Short description of key information:
No biologically or toxicologically relevant effects on fertility or reproduction in a GLP-compliant guideline study up to an oral limit dose of 1000 mg/kg bwt/d

Effects on developmental toxicity

Description of key information
No biologically or toxicologically relevant effects on development in a GLP-compliant study up to an oral limit dose of 1000 mg/kg bwt/d
Effect on developmental toxicity: via oral route
Dose descriptor:
NOAEL
1 000 mg/kg bw/day
Additional information

No statistically significant or treatment related effects were found ion number of corpora lutea, implantation sites or number of live births in pregnant female rats administered NExBTL renewable diesel over 2-generations at dose levels of 50, 250 or 1000 mg/kg bwt/day.

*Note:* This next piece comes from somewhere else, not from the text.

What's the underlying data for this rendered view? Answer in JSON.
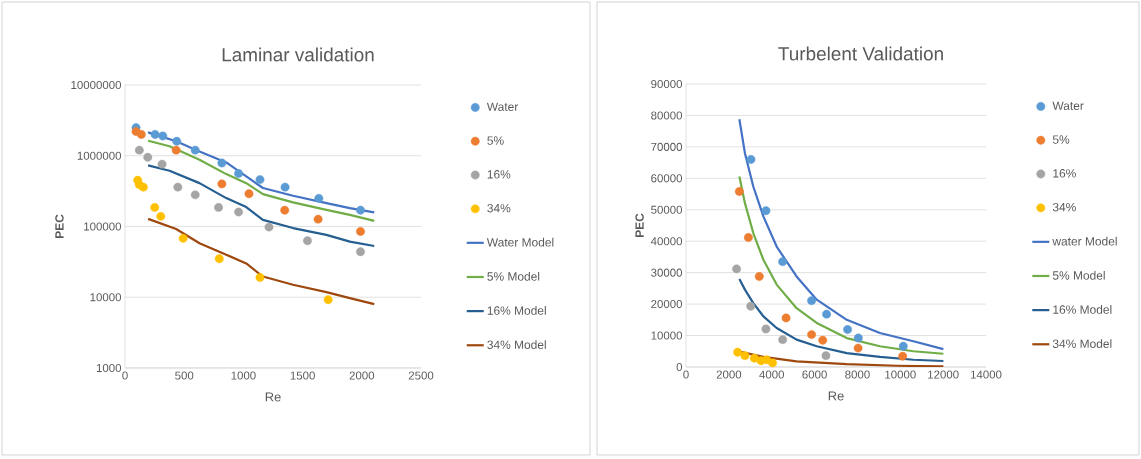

The study, which was GLP-compliant and included a sub-chronic reproductive toxicity phase, followed OECD guideline 416. An approx. 8-10% reduction in mean litter size for the intermediate and high dose groups was considered a chance finding of negligible toxicological significance an overall oral NOAEL of 1000 mg/kg bwt/d for developmental toxicity. The study was conducted to achieve compliance under chemical, safety and health regulations other than EU REACH.

Justification for classification or non-classification

No classification required under Directive 67/548/EEC or Regulation EC 1272/2008 for effects on fertility, reproduction or development.